Naive (antigen-inexperienced) Th0 cells are precursors of Th1 and Th2 cells (Figure 1). IL-12, which is produced by antigen-presenting cells, is a major inducer of Th1 shift, and thus is favouring cellular immunity, whereas IL-4 and IL-10, while stimulating Th2 differentiation, are promoting humoral immunity by stimulating the growth and activation of mast cells and eosinophils, the differentiation of B cells into antibody-secreting B cells, and B cell immunoglobulin to switch to IgE. Th1 and Th2 responses inhibit each other (Elenkov & Chrousos 1999, Elenkov et al. 2000).

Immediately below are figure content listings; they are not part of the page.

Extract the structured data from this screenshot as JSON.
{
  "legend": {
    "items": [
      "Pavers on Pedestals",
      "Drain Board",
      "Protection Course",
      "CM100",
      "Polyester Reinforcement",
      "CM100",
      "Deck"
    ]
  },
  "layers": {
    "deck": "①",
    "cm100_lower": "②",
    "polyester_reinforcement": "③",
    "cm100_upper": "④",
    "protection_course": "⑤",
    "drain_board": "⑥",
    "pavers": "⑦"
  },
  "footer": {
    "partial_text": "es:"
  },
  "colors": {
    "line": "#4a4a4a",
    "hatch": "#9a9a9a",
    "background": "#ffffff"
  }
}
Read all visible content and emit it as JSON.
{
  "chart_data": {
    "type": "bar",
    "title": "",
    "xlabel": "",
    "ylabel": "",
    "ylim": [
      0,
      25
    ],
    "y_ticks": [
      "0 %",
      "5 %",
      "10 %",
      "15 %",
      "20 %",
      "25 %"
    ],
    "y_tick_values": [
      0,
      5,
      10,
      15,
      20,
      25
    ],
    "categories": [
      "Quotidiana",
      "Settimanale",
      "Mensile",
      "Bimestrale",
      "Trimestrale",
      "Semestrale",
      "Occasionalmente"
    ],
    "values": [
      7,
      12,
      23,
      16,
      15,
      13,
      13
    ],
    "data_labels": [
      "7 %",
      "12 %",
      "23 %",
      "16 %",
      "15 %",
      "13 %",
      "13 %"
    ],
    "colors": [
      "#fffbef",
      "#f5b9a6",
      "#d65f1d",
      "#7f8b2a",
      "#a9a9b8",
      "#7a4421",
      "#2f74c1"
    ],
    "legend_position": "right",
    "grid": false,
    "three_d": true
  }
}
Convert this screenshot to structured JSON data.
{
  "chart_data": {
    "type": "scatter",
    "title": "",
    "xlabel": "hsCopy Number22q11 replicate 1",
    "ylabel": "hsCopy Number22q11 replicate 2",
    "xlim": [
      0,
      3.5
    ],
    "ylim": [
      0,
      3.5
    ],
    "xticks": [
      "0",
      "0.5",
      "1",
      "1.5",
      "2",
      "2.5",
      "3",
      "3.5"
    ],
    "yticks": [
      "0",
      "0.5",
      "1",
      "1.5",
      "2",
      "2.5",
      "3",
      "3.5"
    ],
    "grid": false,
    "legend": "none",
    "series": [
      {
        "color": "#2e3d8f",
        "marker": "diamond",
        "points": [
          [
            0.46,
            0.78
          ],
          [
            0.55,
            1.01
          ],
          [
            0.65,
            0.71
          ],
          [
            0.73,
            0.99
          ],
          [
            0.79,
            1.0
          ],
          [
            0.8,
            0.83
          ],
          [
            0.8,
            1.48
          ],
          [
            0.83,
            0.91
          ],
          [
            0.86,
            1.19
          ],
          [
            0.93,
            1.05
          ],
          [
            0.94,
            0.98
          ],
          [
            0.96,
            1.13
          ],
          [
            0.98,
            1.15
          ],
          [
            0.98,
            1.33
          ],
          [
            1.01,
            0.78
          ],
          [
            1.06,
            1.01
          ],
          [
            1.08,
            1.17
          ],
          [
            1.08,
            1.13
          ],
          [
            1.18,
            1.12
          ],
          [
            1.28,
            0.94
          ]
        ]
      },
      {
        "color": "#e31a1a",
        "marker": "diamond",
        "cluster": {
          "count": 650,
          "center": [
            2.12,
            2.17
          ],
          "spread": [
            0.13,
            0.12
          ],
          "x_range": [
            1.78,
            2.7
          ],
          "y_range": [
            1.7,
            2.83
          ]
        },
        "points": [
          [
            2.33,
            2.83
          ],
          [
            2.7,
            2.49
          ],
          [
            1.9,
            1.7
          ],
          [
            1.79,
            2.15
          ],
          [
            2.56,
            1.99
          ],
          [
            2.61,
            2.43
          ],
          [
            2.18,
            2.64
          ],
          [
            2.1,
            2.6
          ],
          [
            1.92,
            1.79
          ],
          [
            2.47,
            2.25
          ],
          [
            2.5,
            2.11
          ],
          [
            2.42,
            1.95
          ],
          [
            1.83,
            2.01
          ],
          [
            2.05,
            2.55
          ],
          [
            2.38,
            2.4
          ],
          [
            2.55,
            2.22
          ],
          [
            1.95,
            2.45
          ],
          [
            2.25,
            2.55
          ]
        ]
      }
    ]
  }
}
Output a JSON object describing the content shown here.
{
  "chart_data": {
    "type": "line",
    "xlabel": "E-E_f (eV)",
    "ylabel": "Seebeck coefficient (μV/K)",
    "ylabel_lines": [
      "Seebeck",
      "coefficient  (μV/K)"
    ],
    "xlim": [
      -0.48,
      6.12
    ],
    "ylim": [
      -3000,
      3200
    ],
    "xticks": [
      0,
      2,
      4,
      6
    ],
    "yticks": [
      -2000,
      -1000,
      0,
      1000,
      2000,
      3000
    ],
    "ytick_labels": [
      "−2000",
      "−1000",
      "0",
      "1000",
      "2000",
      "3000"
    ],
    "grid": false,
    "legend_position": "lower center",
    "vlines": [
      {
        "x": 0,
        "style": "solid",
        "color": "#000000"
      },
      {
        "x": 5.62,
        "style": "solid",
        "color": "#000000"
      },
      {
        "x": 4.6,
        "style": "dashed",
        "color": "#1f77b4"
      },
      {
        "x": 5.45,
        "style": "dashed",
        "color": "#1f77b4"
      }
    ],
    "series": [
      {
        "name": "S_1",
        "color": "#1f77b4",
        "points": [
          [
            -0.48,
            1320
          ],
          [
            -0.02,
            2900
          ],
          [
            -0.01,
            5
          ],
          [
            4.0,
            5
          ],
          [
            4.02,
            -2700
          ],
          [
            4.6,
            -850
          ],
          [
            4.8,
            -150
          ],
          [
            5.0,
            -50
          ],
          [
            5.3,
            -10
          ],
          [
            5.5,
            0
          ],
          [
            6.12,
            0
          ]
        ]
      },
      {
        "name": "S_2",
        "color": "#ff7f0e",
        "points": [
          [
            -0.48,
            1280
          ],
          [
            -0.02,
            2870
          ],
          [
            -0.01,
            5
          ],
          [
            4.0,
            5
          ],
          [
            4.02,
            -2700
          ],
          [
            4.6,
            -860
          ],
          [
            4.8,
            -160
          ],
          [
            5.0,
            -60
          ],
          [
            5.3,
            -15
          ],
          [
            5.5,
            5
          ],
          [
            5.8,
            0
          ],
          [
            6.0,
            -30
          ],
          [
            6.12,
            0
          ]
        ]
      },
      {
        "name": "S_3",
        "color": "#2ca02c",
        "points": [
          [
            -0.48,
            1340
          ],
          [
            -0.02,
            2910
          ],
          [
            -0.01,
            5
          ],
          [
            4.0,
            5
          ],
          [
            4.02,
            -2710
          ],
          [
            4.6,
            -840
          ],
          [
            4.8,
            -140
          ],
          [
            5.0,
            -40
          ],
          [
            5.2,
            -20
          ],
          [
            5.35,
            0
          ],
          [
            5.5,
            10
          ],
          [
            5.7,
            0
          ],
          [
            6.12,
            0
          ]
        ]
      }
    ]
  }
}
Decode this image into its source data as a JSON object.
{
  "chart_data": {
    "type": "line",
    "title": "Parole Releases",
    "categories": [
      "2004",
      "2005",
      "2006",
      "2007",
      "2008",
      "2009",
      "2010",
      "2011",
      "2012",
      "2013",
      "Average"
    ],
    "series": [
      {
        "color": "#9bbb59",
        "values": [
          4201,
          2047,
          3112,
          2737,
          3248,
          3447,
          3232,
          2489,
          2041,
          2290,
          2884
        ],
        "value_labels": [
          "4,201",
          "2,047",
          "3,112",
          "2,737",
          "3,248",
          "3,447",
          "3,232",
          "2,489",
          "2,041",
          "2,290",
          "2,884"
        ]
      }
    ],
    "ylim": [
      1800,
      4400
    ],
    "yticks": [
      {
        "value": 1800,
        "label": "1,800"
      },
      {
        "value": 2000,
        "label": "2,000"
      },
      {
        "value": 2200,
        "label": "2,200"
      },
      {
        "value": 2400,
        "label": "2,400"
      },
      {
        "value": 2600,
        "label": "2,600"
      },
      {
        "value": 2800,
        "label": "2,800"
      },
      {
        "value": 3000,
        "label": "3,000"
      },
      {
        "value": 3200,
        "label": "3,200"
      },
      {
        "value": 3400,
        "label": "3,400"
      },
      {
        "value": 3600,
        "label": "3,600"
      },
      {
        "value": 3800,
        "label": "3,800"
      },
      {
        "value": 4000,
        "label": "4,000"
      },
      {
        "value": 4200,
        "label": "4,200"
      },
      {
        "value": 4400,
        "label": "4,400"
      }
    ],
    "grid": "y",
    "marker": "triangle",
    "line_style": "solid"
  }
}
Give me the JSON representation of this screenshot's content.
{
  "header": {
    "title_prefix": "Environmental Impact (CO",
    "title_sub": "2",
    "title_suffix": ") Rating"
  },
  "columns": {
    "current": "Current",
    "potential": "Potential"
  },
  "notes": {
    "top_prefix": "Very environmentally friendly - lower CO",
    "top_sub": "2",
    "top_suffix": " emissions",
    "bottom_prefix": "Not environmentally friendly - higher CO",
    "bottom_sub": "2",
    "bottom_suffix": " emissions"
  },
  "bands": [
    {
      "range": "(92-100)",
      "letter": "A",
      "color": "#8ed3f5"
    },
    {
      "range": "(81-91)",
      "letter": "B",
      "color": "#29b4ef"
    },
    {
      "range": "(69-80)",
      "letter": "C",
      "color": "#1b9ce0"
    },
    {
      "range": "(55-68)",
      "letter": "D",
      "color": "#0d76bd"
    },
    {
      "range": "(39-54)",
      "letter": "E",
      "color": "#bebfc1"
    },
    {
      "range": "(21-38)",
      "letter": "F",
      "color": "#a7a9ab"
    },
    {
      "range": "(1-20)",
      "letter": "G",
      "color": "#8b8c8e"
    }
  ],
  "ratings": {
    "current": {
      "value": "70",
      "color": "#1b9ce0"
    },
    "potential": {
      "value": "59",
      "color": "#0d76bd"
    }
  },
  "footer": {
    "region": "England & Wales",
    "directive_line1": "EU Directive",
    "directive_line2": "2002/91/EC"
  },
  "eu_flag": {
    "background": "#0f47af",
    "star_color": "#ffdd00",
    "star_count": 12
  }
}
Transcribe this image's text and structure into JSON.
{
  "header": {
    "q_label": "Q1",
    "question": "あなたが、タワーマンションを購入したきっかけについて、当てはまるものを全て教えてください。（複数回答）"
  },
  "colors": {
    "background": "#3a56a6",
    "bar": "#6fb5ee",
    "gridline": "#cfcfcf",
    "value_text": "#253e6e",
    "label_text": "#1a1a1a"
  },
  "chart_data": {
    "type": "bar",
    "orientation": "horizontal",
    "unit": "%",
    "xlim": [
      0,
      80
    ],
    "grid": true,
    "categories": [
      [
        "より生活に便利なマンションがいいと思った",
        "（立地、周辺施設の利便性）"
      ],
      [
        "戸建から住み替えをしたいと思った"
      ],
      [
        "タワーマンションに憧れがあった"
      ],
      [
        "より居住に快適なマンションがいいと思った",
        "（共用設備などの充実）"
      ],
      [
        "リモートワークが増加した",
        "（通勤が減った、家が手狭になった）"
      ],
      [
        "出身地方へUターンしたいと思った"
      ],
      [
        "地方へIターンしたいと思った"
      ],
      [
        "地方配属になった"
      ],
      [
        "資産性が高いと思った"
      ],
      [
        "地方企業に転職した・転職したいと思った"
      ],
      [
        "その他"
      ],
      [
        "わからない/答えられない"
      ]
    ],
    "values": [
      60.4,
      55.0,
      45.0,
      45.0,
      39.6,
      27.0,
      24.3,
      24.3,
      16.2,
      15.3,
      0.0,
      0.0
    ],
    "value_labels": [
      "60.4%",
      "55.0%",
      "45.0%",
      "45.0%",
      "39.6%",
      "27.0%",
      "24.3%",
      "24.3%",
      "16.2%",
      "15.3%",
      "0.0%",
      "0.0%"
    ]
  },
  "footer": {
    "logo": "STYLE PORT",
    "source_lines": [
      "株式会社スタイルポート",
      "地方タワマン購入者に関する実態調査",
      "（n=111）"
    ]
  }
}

2.5.2. Immediate hypersensitivity

In atopic patients, naive Th0 cells are stimulated by an environmental allergen to differentiate into Th2 cells. IL-4, produced by Th2 cells, is required for the differentiation of B cells to produce high levels of IgE specific for that antigen. IgE binds to the circulating basophils and mast cells in different tissues. When these cell-associated antibodies are cross-linked by antigen, the cells are activated and they rapidly release preformed mediators – e.g., biogenic amines such as histamine – stored in the cytoplasmic granules of the mast cells and basophils. In addition, a rapid synthesis of lipid-derived mediators – prostaglandins and leukotrienes – and cytokines takes place. The biogenic amines and lipid mediators are responsible for the acute phase reaction of immediate hypersensitivity while they cause increased vascular permeability, vasodilatation as well as bronchial and visceral smooth muscle contraction. Cytokines and lipid mediators contribute to an allergic inflammation, which is part of the late phase reaction beginning 2 to 4 hours after the acute phase reaction. The late phase reaction achieves its maximum in about 24 hours and then it gradually subsides (Abbas et al. 2000, Buske-Kirschbaum et al. 2001). The most severe manifestation of the immediate hypersensitivity is anaphylaxis, in which airways can be restricted to the point of asphyxiation and a cardiovascular collapse can occur, which can lead to a person’s death (Abbas et al. 2000).

2.5.3. Allergen-specific T-cell memory

The foetal immune response is dominated by Th2 cytokines (Prescott et al. 1998). It has been suggested that this Th2 polarization is an evolutionary adaptation and aimed to protect the foeto-placental unit against the toxic effects of proinflammatory cytokines such as INF-γ (Lin et al. 1993, Prescott et al. 1998). Further, it has also been shown that virtually all newborn infants have a Th2-skewed immunity (Prescott et al. 1998). In healthy, non-atopic individuals, this Th2 dominance is shifted toward the Th1 cytokine phenotype during early childhood whereas the long term Th2-skewed allergen-specific immunologic memory is being developed among atopic persons (Prescott et al. 1998, 1999).